In summary, there are a few main reasons to consider when opting to select and use a nomenclature standard:

  1. Organize and classify to make it easier to understand characteristics
  2. Avoid confusion, particularly when colloquial and synonyms are broadly used
  3. Engender standards and universal acceptance
  4. Support attributes and characteristics that are meaningfully applied
  5. Achieve a better understanding of purpose and differentiators in application

What Are the Main Advantages of Master Data & Nomenclature?

Get the governance and nomenclature right and there are certainly business and strategy benefits that are gained in the market.

Cost Competitiveness 
A nomenclature standard that describes a product being sourced in a structured and open format enables an enterprise to “open source” the goods and services sought in a competitive market.

The benefit is an understanding that the procured goods and services are indeed comparable and substitutable for each other. When that occurs, the procurer is able to consider differentiators that can add or augment the supply; for example, service levels, supply continuity, and collaboration.

Worthy of mentions are aspects that most supply chain professionals will be called on to monitor, report on, and seek improvements in.

  • Contract compliance and spend visibility and the ability to provide meaningful data granularity to support sourcing, compliance, and cost control actions.
  • Inventory reduction by minimizing redundancy of duplication.
  • Improved seek-and-find time that ease human struggle in identifying and retrieving components fit for use in both the planning of and executing maintenance activities.
  • Robust web-enabled catalog technologies deployment to support operations and make sure consumers aren’t direct-buying materials that are either available on-site in the storeroom or off-contract.

Efficacy
When there is trust, reliability, and predictability in the supply chain with assurances that communication is clear, concise, and understood, true integration using EDI and inter-connectivity strategies is the result. An enterprise can then start delivering real value while reducing the need for touch-and-hold points in the daily execution of transactions. This is a particularly compelling proposition in high-volume, low-value transaction environments.

Capabilities, Agility, and Responsiveness
With increased understanding and transparency comes reliability and predictability. Response times improve, with both preventive and corrective actions simultaneously executed to keep material, service, and data flows purring along like clockwork. As a result, a true exception management capability can be ensured.

Let’s face it: business remains highly competitive and volatile across all markets. And never more so than now with the additional complexity and pressure in the supply chain caused by pandemics, geopolitical factors, and even wars.

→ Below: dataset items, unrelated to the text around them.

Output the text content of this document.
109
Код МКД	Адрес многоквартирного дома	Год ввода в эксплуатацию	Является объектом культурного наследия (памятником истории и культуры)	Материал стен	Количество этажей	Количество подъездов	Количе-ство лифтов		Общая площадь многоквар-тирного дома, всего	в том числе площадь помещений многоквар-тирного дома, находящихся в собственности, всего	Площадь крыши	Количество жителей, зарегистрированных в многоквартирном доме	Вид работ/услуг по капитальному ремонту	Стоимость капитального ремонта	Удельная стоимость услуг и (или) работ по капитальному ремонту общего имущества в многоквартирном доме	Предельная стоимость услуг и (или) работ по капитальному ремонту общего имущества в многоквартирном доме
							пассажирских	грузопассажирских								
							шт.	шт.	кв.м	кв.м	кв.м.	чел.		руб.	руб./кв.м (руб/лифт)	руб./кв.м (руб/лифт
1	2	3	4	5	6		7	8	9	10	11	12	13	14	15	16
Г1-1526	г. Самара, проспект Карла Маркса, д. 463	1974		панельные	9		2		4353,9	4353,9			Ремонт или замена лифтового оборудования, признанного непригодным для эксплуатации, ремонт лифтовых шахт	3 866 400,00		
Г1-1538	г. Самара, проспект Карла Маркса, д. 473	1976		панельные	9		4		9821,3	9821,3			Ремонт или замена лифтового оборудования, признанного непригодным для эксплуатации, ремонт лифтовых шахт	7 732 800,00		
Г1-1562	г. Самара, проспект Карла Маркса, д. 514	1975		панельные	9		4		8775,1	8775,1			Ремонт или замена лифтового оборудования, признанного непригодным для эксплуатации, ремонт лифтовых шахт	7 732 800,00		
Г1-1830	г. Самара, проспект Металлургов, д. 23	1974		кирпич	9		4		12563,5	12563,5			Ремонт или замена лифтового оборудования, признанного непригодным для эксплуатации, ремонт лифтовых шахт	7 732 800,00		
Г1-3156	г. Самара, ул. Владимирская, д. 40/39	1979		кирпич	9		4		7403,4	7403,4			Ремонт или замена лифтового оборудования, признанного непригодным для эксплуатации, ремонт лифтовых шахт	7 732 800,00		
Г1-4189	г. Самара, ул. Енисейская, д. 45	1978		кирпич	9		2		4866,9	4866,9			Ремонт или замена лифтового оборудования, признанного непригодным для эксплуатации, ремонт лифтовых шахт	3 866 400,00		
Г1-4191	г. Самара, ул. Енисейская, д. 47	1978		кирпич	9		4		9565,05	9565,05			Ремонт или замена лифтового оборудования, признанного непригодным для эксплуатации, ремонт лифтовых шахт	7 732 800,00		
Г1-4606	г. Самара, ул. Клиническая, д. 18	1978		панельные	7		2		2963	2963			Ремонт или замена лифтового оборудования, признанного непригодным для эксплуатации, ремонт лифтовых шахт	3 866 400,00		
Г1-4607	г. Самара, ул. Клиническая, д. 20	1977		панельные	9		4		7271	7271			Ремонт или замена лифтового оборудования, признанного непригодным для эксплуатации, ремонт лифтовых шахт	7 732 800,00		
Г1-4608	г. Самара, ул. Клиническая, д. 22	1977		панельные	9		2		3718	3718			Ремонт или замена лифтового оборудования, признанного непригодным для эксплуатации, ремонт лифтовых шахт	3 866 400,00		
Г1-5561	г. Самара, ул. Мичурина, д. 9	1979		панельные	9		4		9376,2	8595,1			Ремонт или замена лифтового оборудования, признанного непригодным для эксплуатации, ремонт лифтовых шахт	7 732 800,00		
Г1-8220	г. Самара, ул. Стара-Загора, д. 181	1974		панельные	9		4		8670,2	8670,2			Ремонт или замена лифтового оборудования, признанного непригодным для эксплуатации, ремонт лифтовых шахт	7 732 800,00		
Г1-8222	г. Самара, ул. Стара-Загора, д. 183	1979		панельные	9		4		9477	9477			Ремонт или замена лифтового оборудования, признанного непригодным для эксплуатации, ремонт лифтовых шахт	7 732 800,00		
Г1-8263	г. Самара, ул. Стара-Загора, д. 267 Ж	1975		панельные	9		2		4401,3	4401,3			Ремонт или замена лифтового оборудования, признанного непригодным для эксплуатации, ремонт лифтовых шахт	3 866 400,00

This, coupled with patterns of convergence across geographies, on-shoring, and off-shoring, all mean that a robust, well-designed, and thought-through standard of communication is essential. Both internally and externally, these standards must be in place to ensure smooth flow and understanding.  

Achieving this goal depends on the time, resource, and effort we make in setting master data strategies. These efforts must be supported with robust nomenclature an enterprise, a connected supply chain, and industry glossaries to help bring transparency and consistency. Doing so will increase the trust and confidence in the supply chain to deliver what enterprises are continually seeking: reliability and predictability.